Counties Editor's Pick Legal Nakuru

A co-director of the famous Solai farm in Nakuru, Perry Mansukhlal Patel, where a mega dam broke its banks and killed 48 people in 2018, has exonerated himself from any wrongdoing.

In his defense before the Naivasha Chief Magistrate Nathan Lutta Shiundu, Patel said that though he was a co-director of the company that owned the farm, his father, Mansoul Patel, who is now deceased, was the manager of the farm at the time when the unfortunate incident occurred, and that he was in Nairobi at the time of the incident.

He said his late father, who died in June 2021, had managed the farm where the dam was for many years until it burst its banks, killing 48 people.

Patel said he was unfairly and singlehandedly charged with counts of negligence and manslaughter since the dam had met all the registration, legal requirements, and operating permits at the time of the incident.

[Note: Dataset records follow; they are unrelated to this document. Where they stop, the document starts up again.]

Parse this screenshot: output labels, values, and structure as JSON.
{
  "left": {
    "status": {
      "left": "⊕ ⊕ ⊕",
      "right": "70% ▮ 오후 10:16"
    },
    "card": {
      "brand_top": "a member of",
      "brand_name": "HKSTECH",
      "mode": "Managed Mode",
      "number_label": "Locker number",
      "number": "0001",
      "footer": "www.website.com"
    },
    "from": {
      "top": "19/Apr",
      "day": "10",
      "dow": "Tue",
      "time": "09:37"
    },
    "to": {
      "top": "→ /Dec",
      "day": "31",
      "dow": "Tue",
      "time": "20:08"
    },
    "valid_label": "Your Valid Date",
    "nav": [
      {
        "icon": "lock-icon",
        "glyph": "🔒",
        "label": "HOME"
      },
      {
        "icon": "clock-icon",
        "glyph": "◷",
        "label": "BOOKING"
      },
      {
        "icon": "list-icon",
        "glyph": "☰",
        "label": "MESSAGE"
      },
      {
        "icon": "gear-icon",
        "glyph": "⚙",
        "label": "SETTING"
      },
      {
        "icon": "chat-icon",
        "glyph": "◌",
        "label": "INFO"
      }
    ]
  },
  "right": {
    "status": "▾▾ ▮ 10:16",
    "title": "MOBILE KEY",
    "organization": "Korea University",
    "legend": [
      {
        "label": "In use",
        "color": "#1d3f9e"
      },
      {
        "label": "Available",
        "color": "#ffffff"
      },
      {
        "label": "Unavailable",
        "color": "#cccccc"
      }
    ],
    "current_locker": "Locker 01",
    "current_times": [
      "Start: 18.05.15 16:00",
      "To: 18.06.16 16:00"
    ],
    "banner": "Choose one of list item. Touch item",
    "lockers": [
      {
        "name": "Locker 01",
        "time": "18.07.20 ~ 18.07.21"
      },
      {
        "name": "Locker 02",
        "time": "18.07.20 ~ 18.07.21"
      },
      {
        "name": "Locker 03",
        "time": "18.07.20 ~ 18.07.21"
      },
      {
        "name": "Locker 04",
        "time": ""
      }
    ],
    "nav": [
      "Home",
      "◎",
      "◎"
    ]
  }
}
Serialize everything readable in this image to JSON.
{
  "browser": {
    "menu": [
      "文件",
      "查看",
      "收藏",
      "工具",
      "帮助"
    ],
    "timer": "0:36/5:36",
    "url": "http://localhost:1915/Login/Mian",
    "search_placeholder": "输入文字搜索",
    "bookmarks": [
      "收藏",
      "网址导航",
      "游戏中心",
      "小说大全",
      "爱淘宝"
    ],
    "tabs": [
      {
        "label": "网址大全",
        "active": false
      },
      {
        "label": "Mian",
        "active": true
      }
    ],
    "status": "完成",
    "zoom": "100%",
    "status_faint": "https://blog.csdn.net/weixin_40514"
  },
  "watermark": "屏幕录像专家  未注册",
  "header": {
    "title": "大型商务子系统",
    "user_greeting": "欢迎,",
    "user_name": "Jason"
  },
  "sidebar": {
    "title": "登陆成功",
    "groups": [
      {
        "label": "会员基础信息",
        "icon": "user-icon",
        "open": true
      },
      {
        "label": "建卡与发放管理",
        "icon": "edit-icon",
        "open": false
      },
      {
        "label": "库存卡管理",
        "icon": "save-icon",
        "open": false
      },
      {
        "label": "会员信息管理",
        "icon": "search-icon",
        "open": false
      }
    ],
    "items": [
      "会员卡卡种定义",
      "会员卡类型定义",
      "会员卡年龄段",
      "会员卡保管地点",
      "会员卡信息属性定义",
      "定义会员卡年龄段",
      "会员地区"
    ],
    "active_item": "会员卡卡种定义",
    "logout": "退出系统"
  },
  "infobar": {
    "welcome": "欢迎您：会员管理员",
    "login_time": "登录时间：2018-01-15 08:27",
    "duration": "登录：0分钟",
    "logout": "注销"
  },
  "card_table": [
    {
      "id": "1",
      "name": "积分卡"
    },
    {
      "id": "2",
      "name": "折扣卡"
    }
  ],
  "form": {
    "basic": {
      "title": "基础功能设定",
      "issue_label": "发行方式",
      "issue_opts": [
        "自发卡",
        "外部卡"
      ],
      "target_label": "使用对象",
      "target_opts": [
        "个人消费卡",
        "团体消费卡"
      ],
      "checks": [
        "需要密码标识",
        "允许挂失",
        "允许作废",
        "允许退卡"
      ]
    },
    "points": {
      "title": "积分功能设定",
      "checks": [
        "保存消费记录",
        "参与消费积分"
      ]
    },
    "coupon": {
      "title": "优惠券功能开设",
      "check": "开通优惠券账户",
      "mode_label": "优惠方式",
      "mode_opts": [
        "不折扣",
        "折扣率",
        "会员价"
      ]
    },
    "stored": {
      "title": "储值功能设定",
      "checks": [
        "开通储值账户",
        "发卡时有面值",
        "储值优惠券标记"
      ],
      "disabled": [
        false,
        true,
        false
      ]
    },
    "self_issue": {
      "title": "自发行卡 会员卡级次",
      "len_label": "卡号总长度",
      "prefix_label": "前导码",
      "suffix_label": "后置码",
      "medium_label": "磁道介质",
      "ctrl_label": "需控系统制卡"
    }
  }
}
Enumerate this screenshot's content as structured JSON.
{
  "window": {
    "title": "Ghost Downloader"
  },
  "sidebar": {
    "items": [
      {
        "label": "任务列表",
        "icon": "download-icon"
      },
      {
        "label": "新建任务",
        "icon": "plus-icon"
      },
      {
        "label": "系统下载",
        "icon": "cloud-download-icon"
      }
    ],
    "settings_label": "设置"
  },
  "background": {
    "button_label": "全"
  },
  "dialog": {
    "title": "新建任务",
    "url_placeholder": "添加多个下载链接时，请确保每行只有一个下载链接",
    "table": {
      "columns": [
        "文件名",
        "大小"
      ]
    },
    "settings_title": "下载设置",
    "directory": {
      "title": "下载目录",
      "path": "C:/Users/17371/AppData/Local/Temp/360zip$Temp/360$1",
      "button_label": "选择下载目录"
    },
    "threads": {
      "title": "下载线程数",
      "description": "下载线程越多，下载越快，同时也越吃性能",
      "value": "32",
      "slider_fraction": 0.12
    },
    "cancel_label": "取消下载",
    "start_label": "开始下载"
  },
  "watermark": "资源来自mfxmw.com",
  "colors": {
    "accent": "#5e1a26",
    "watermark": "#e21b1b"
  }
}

He was giving his defense in chief in a case in which he and the farm`s co-director, Mr. Vinoj Jaya Kumar, and other accused persons, Luka Kipyegon, Winnie Muthoni, Tomkin Odhiambo, Johnson Njuguna, Lynnette Cheruiyot, Willice Omondi, and Jacinta, are each charged with 48 counts of manslaughter.

The nine are accused of neglecting their duty by failing to prepare an environmental impact assessment report, which led to the deaths of 48 people on May 9, 2018, where hundreds of people were also displaced when the mega dam broke down.

The court made the decision to put the suspects on their defense after considering evidence from 36 state witnesses, saying they had a case to answer.

In his defense before the court when the case resumed on Monday, Patel informed the court that the dam was already in operation before the family purchased the property in 2003, and at the time of the collapse of the dam, the farm had employed up to 1,000 employees.

He said the farm relied on the dam to supply water for its agricultural activities, including a coffee farm, cut roses, dairy farming, and a 250-acre game sanctuary.

Patel further informed the court that the farm had operating and water abstraction permits from the National Environment Management Authority (NEMA) and other relevant bodies which were due to expire in December of 2018, months after the dam collapse.

He said the dam was legally licensed and complied with all requirements of the law, and a report which has also been tabled before the court showed there was a lot of cutting of trees upstream and cultivation on the riparian areas that had all contributed to environmental degradation, which saw the mega dam on Solai Farm break its banks when the area received excessive rain.

“This caused a lot of water to gush downstream into neighbouring villages, which caused flooding, which led to the unfortunate incident where 48 people died and hundreds were displaced,” Patel said. He continues with his defense on Tuesday, September 5.

The nine accused persons were first charged in 2019 and were each released on a Sh5 million bond with surety of a similar amount or the option of Sh2.5 million cash bail.

The case had been on hiatus for three years and only commenced early last year at the Naivasha law courts. This followed the directive by the High Court to allow victims to be represented by lawyer John Chigiti.

The prosecution is led by State Counsel Alex Muteti, while Kelly Marenya is appearing for the survivors of the tragedy. Senior Counsel Pravin Bowry is leading the defense.

On May 9, 2018, the dam burst at a private farm in Solai, Nakuru County, killing 48, injuring and displacing hundreds, and destroying property worth millions of shillings.

The dam collapsed, sending millions of litres of water gushing through the fields of a 3,000-acre commercial coffee farm and into the homes downstream, killing 48 people.

It is not clear what caused the bursting of the dam, but the residents of the affected villages, which included Endao, Energy, Nyakinyua, Milmet, and Arutani in Solai division, claimed the bursting caused surplus water from three rivers that were blocked by the Patels and directed to the unfortunate dam.